Figure 2 shows the results of diversity function EVAL with different values of α. We can see that EVAL is not sensitive to the parameter when α is smaller than 1 and the performance change is small when using different values. The result of EVAL is the same as NoDiversity when α is 1.

Fig. 2
figure 2

The influence of α on the TREC09 (top) and TREC10 (bottom) collections

7 Conclusions

The task of search result diversification is to return a list of documents that are not only relevant to a query but also diverse to cover multiple subtopics of the query. In this paper, we propose to study this problem in a coverage-based optimization framework based on explicit query subtopic modeling.
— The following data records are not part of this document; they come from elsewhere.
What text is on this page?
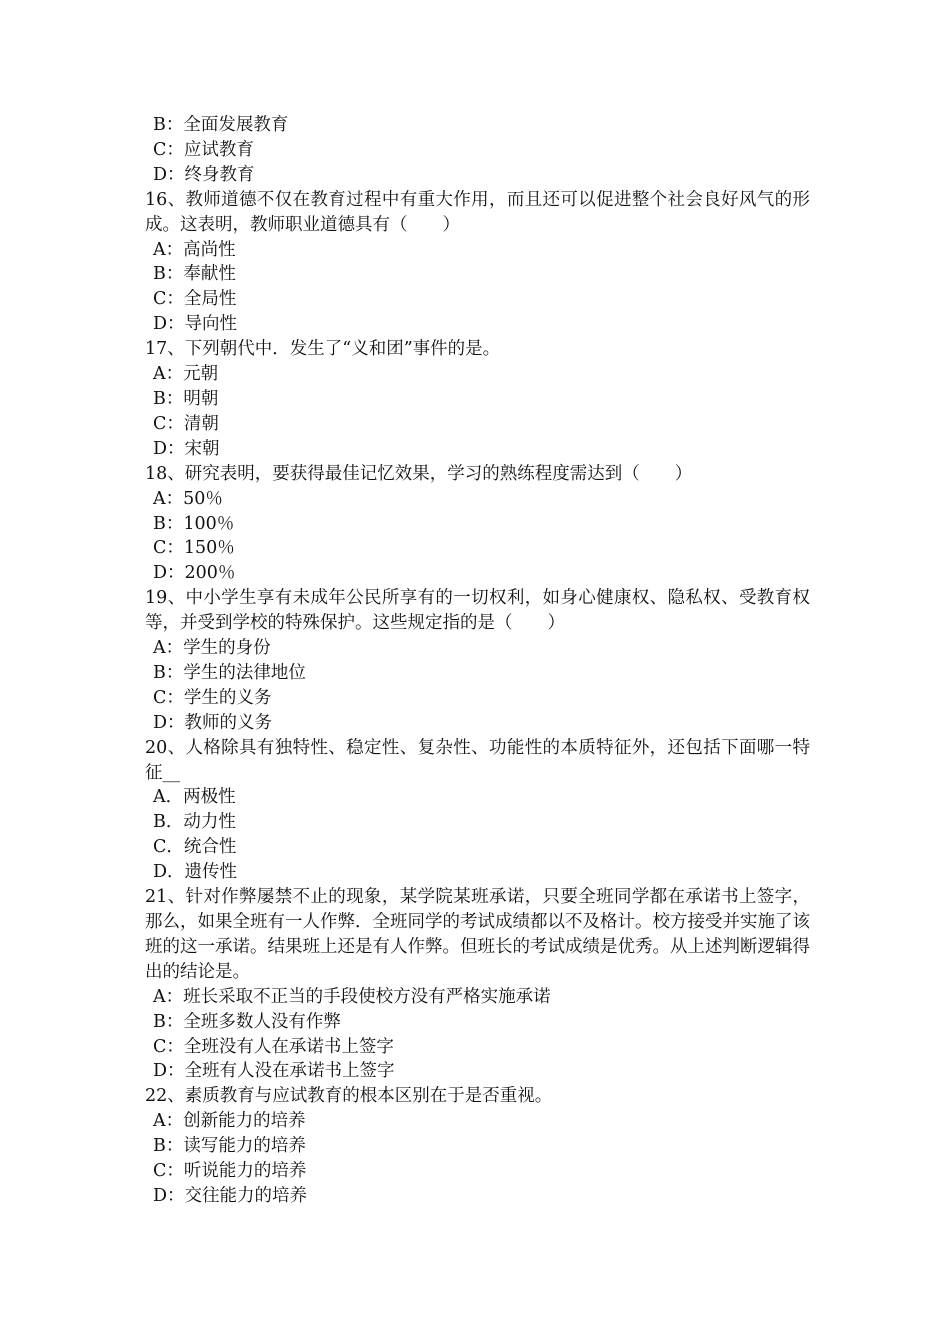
B：全面发展教育

C：应试教育

D：终身教育

16、教师道德不仅在教育过程中有重大作用，而且还可以促进整个社会良好风气的形成。这表明，教师职业道德具有（　　）

A：高尚性

B：奉献性

C：全局性

D：导向性

17、下列朝代中．发生了“义和团”事件的是。

A：元朝

B：明朝

C：清朝

D：宋朝

18、研究表明，要获得最佳记忆效果，学习的熟练程度需达到（　　）

A：50％

B：100％

C：150％

D：200％

19、中小学生享有未成年公民所享有的一切权利，如身心健康权、隐私权、受教育权等，并受到学校的特殊保护。这些规定指的是（　　）

A：学生的身份

B：学生的法律地位

C：学生的义务

D：教师的义务

20、人格除具有独特性、稳定性、复杂性、功能性的本质特征外，还包括下面哪一特征__

A．两极性

B．动力性

C．统合性

D．遗传性

21、针对作弊屡禁不止的现象，某学院某班承诺，只要全班同学都在承诺书上签字，那么，如果全班有一人作弊．全班同学的考试成绩都以不及格计。校方接受并实施了该班的这一承诺。结果班上还是有人作弊。但班长的考试成绩是优秀。从上述判断逻辑得出的结论是。

A：班长采取不正当的手段使校方没有严格实施承诺

B：全班多数人没有作弊

C：全班没有人在承诺书上签字

D：全班有人没在承诺书上签字

22、素质教育与应试教育的根本区别在于是否重视。

A：创新能力的培养

B：读写能力的培养

C：听说能力的培养

D：交往能力的培养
In this framework, we propose to model diversity scores based on the coverage of query subtopics and then discuss three strategies to define coverage functions. Not every function can be coverage function. A coverage function needs to be a submodular function so that we can use a greedy algorithm to iteratively select documents for diversity. Each coverage function corresponds to a diversification method. We derive five diversification methods in this paper, and show that the obtained methods include not only several existing methods, but also new ones which have not been studied before. One of the method, i.e., SQR, not only has the desired favoring diversity and novelty emphasis properties that the existing methods do not have, but also can consistently outperform the existing methods in the experiments.

Our work opens up many interesting future research directions. First, we plan to define more coverage functions in our framework and thus derive effective retrieval functions. For example, we can use better evaluation measures (Sakai and Song 2011) to derive diversification functions with desired properties. We can also combine different types of coverage functions (e.g., linear combination) to define more sophisticated ones in our framework. Second, it would be interesting to derive reasonable coverage functions based on a set of desirable properties such as the three we discuss in this paper.